Using the principles of co-design, they conduct workshops with different groups — service users, citizens, stakeholders, and so on — to discover their priorities, frustrations and ideas for how things could be different.

Involving users early in the process often leads to the discovery that either the lab’s conception of the problem is wrong, or its idea for a solution is flawed — but allows for quick adaptation to the user’s actual needs. Visiting an economically depressed rural area to test out a new job-finding app, for example, can help designers to see the challenges run deeper than simply matching unemployed people with listings on the internet — and that even getting internet access is not a given for some.

Policy Lab uses the ‘double diamond‘ method, an iterative approach built around four steps: discover, define, develop and deliver.

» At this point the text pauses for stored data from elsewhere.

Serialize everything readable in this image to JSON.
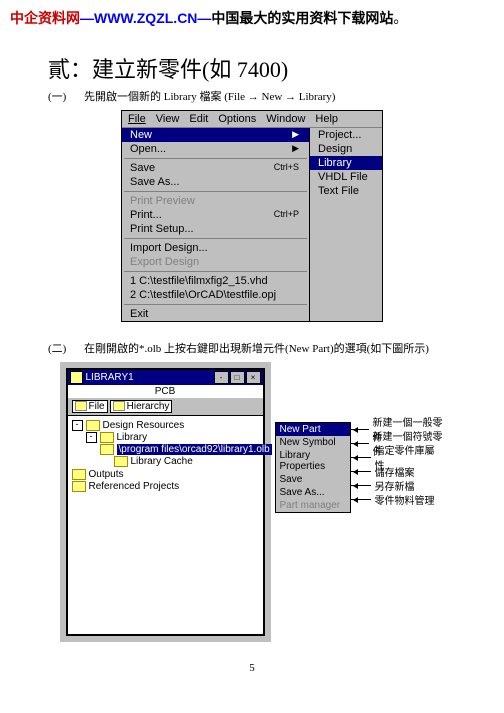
{
  "header": {
    "red": "中企资料网",
    "dash1": "—",
    "blue": "WWW.ZQZL.CN",
    "dash2": "—",
    "black": "中国最大的实用资料下载网站",
    "tail": "。"
  },
  "title": "貳：建立新零件(如 7400)",
  "step1": {
    "num": "(一)",
    "text": "先開啟一個新的 Library 檔案 (File → New → Library)"
  },
  "menu": {
    "top": [
      "File",
      "View",
      "Edit",
      "Options",
      "Window",
      "Help"
    ],
    "col1": [
      {
        "label": "New",
        "hot": "",
        "arrow": true,
        "sel": true
      },
      {
        "label": "Open...",
        "hot": "",
        "arrow": true
      },
      {
        "sep": true
      },
      {
        "label": "Save",
        "hot": "Ctrl+S"
      },
      {
        "label": "Save As...",
        "hot": ""
      },
      {
        "sep": true
      },
      {
        "label": "Print Preview",
        "dis": true
      },
      {
        "label": "Print...",
        "hot": "Ctrl+P"
      },
      {
        "label": "Print Setup...",
        "hot": ""
      },
      {
        "sep": true
      },
      {
        "label": "Import Design...",
        "hot": ""
      },
      {
        "label": "Export Design",
        "dis": true
      },
      {
        "sep": true
      },
      {
        "label": "1 C:\\testfile\\filmxfig2_15.vhd"
      },
      {
        "label": "2 C:\\testfile\\OrCAD\\testfile.opj"
      },
      {
        "sep": true
      },
      {
        "label": "Exit"
      }
    ],
    "col2": [
      {
        "label": "Project..."
      },
      {
        "label": "Design"
      },
      {
        "label": "Library",
        "sel": true
      },
      {
        "label": "VHDL File"
      },
      {
        "label": "Text File"
      }
    ]
  },
  "step2": {
    "num": "(二)",
    "text": "在剛開啟的*.olb 上按右鍵即出現新增元件(New Part)的選項(如下圖所示)"
  },
  "win2": {
    "title": "LIBRARY1",
    "pcb": "PCB",
    "tabs": [
      "File",
      "Hierarchy"
    ],
    "tree": [
      {
        "ind": 0,
        "pm": "-",
        "fold": true,
        "label": "Design Resources"
      },
      {
        "ind": 1,
        "pm": "-",
        "fold": true,
        "label": "Library"
      },
      {
        "ind": 2,
        "pm": "",
        "fold": true,
        "sel": true,
        "label": "\\program files\\orcad92\\library1.olb"
      },
      {
        "ind": 3,
        "pm": "",
        "fold": true,
        "label": "Library Cache"
      },
      {
        "ind": 0,
        "pm": "",
        "fold": true,
        "label": "Outputs"
      },
      {
        "ind": 0,
        "pm": "",
        "fold": true,
        "label": "Referenced Projects"
      }
    ],
    "ctx": [
      {
        "label": "New Part",
        "sel": true
      },
      {
        "label": "New Symbol"
      },
      {
        "label": "Library Properties"
      },
      {
        "label": "Save"
      },
      {
        "label": "Save As..."
      },
      {
        "label": "Part manager",
        "dis": true
      }
    ],
    "annots": [
      "新建一個一般零件",
      "新建一個符號零件",
      "指定零件庫屬性",
      "儲存檔案",
      "另存新檔",
      "零件物料管理"
    ]
  },
  "pagenum": "5"
}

“All of our examples are about not running to the answer too quickly. In the first diamond, you’re trying to work out what the problem is, and the second diamond is trying to express a number of different ways you might solve that,” explains Siodmok, whose career started out in design before moving into government.

These ideas take a lot from speculative design, an approach more often used in art, which involves creating objects for possible future scenarios, imagining what a possible future would look like, and then moving through to what’s plausible, probable, preferable and desirable.

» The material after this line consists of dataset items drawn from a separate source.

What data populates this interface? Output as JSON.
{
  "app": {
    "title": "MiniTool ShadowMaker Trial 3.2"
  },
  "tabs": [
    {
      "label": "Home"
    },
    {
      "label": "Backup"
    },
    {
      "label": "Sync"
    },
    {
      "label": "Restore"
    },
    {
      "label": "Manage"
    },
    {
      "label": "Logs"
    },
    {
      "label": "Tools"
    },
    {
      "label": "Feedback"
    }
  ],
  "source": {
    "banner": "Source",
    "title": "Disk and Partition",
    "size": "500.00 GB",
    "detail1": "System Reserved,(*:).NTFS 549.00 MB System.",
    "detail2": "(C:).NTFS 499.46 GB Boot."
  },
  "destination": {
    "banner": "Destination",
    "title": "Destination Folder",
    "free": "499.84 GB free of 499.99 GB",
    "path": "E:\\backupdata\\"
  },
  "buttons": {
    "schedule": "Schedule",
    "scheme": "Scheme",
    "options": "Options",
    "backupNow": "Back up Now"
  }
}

Larger projects, such as the one the lab conducted on homelessness, can take from three months to a year and involve working intensively with service designers, ethnographers, data scientists and subject specialists. Video ethnography has been a significant value add, for example in the homelessness case, with the team recording interviews with people with lived experience of homelessness which can then be shown to policymakers, who might not always have much face-to-face experience with the people they make decisions for. Data is an important complement to such qualitative work, backing up anecdote with statistics.

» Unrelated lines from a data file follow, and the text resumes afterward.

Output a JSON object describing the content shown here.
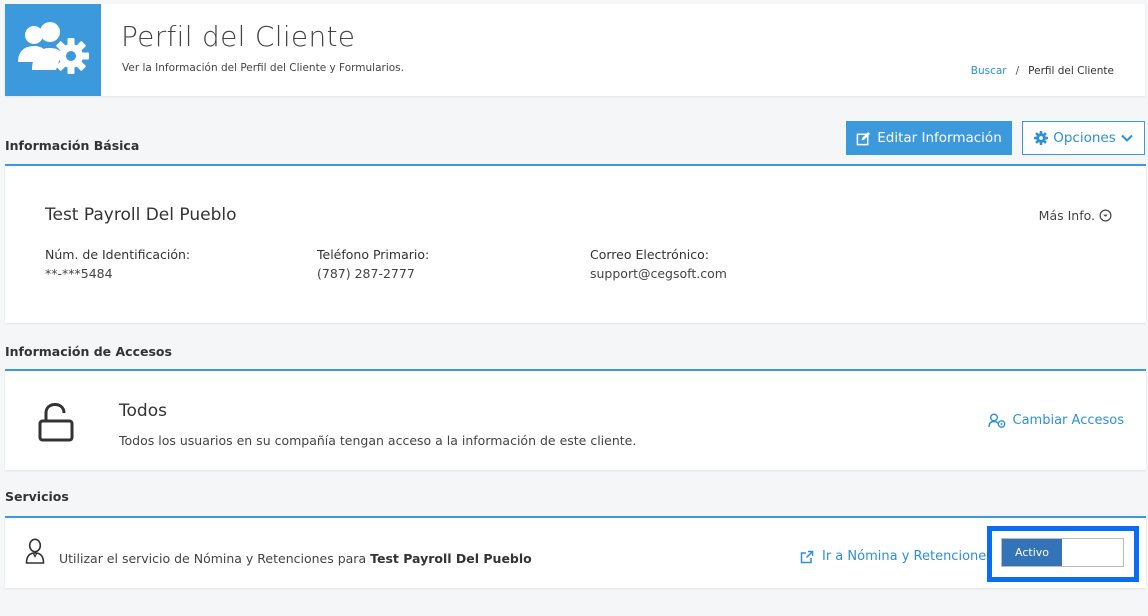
{
  "header": {
    "title": "Perfil del Cliente",
    "subtitle": "Ver la Información del Perfil del Cliente y Formularios.",
    "breadcrumb": {
      "link": "Buscar",
      "separator": "/",
      "current": "Perfil del Cliente"
    },
    "icon": "users-gear-icon"
  },
  "basic_info": {
    "section_title": "Información Básica",
    "edit_button": "Editar Información",
    "options_button": "Opciones",
    "client_name": "Test Payroll Del Pueblo",
    "more_info": "Más Info.",
    "fields": [
      {
        "label": "Núm. de Identificación:",
        "value": "**-***5484"
      },
      {
        "label": "Teléfono Primario:",
        "value": "(787) 287-2777"
      },
      {
        "label": "Correo Electrónico:",
        "value": "support@cegsoft.com"
      }
    ]
  },
  "access_info": {
    "section_title": "Información de Accesos",
    "title": "Todos",
    "description": "Todos los usuarios en su compañía tengan acceso a la información de este cliente.",
    "change_link": "Cambiar Accesos"
  },
  "services": {
    "section_title": "Servicios",
    "text_prefix": "Utilizar el servicio de Nómina y Retenciones para",
    "client_name": "Test Payroll Del Pueblo",
    "link": "Ir a Nómina y Retenciones",
    "toggle_label": "Activo"
  },
  "colors": {
    "accent": "#3c99dc",
    "link": "#2d8fd8",
    "toggle_on": "#3573b8",
    "highlight": "#0a6cf2"
  }
}
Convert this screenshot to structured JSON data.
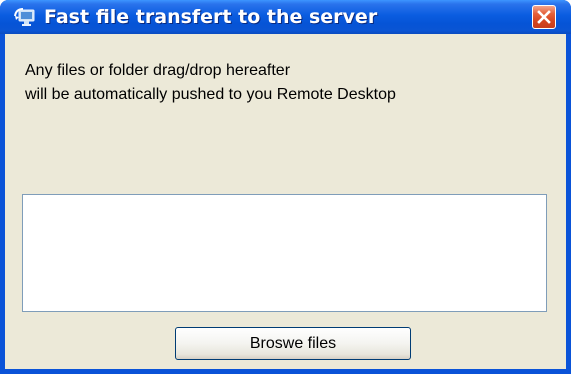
{
  "window": {
    "title": "Fast file transfert to the server",
    "title_icon": "remote-desktop-icon",
    "close_icon": "close-icon",
    "colors": {
      "titlebar": "#0a5ce0",
      "close_button": "#d4441e",
      "client_background": "#ece9d8",
      "drop_zone_border": "#7f9db9"
    }
  },
  "message": {
    "line1": "Any files or folder drag/drop hereafter",
    "line2": "will be automatically pushed to you Remote Desktop"
  },
  "drop_zone": {
    "items": []
  },
  "browse_button": {
    "label": "Broswe files"
  }
}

In another project, to explore the possibilities for a national strategy for the maritime industry, the lab built a game to see how different stakeholders would simulate and discuss potential policy outcomes.

Stakeholders at the UK Department for Transport Marine Technology consultation workshops using consultation board to deliberate regulation policy. Source: UK Policy Lab.

Failure, too, is a key part of any innovative endeavour. Policy Lab regularly tests out cutting-edge methods for examining the questions departments bring them — generally one new technique per project, “and we hope no one spots what the one thing is, because usually, that’s the thing that goes wrong”, says Siodmok. Failure is also why it’s important to have a portfolio of projects — while some inevitably don’t work well, others will go on to win awards.

Source: UK Policy Lab.

Policy Lab also encourages public servants to reconsider what levers they may have access to, using the ‘styles of government intervention’ grid above. When brainstorming how to respond to a problem, it can be useful to block out the squares featuring the most commonly used tools and see what alternatives might work.

There’s a big difference between ‘best practice’ and ‘next practice’, says Siodmok.

“Best practice, it’s something like you’re building a bridge, someone has built a bridge before. So if you mess that up and you don’t follow the rules, it’s going to fall down. So that’s dumb failure.

“Next practice is typically: it hasn’t been done before, and we’re in new territory. There’s no reference point. In this space there’s a true innovation space. … So there’s this ability to get the solution and the problem to co-evolve.”

It’s business-as-usual versus business-as-unusual — working out how to tackle new problems by creating new knowledge.

Over time these small, evidence-informed experiments can build up to significantly alter the way government works.

“When you look at revolutions in hindsight, they turn out to be a series of smaller, tiny experiments or steps. But they look like a bigger phenomenon. If you want to move from a current state to a future state, you don’t do it all at once.”